Of course, there is a variety of examples here. On the surface, the more serious videos are attempting a form of social campaigning, drawing attention to – as the hashtag has it – #everydaysexism. This has to be a good thing. But the closer you look, the less straightforward the matter becomes.
Take the video that kicked it all off. For one thing, it was recorded in a rather deprived part of New York, where such harassment is more likely to occur. For another, the perpetrators were exclusively black or Latino. This a) raises questions about the prejudices that underpinned the film-maker’s editorial decisions, and b) highlights the general subjectivity of the editing.
(Rob Bliss, who shot the film, later claimed that white men had harassed Shoshana Roberts too, but by some odd coincidence the sound quality had been compromised on these occasions.)
It goes without saying that the abuse of women in the street is a serious problem. Some may argue that in order to draw attention to it, an element of contrivance, exaggeration and even sensationalism is justified.
If it makes young men think twice before they bully a woman, this has to be a good thing. But at what price? When a one-off becomes a trend, and sensationalist video follows sensationalist video, this constitutes a form of negative campaigning. And negative campaigning has a habit of creating negative consequences.

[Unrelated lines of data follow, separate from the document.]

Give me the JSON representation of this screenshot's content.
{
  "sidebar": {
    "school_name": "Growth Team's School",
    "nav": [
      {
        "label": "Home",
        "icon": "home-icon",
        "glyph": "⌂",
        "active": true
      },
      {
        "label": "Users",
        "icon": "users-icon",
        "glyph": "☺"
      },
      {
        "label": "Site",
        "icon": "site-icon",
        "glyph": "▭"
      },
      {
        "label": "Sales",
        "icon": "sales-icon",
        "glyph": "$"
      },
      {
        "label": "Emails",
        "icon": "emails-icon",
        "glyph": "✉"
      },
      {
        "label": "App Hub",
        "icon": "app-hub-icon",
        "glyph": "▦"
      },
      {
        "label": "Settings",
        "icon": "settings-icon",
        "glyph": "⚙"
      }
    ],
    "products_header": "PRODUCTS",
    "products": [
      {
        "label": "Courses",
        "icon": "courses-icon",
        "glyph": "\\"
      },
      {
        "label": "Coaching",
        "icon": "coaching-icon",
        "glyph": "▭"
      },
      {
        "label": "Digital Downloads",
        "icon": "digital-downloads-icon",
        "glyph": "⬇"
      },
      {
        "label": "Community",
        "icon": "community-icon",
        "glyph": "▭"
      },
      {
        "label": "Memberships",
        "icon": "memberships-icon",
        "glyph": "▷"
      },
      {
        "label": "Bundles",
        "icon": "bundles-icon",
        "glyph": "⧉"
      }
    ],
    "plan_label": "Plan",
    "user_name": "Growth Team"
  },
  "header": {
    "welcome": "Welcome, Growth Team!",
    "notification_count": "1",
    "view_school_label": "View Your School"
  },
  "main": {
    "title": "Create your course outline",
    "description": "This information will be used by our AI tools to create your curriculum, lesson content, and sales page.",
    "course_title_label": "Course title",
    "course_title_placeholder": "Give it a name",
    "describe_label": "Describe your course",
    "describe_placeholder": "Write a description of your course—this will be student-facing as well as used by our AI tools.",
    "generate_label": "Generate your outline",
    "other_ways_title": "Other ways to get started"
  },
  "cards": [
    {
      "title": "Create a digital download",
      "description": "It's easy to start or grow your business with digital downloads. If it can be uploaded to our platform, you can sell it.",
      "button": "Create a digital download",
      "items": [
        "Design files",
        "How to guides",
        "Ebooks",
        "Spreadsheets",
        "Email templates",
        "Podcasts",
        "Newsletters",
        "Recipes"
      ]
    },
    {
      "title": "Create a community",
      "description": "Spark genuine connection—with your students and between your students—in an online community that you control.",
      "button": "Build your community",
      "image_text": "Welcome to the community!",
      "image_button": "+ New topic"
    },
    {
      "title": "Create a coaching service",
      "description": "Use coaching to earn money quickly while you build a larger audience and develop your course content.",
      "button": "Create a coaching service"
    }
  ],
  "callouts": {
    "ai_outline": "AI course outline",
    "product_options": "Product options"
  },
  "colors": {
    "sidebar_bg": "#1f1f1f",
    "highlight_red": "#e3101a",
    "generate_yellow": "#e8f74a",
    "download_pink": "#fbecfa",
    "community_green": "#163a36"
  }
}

Depictions of decent men have now become strikingly absent online. The overall suggestion is that men are guilty until proven innocent; this only reinforces gender stereotyping.
Indeed, we have reached a stage where feminist sites like Jezebel run stories like “How to kick men in the balls: an illustrated guide”, confirming the impression that the internet hates men. Misogynist trolling by horrid little men is a huge concern, but the answer is not to alienate the rest of us.
It must be acknowledged – and strongly so – that most of the men watching these videos would never dream of treating women in this way. Call me optimistic, but in my experience, there are at least 10 gentlemen for every abuser. And that's a conservative estimate.
What message are upstanding men, particularly the younger ones, supposed to take from this cataract of negative campaigning? In the current climate of febrile abusiveness, both online and in "meatspace", this is something that should concern everyone. The more the anti-men trend gains traction, the more women will be deprived of decent male allies in the battle against abuse.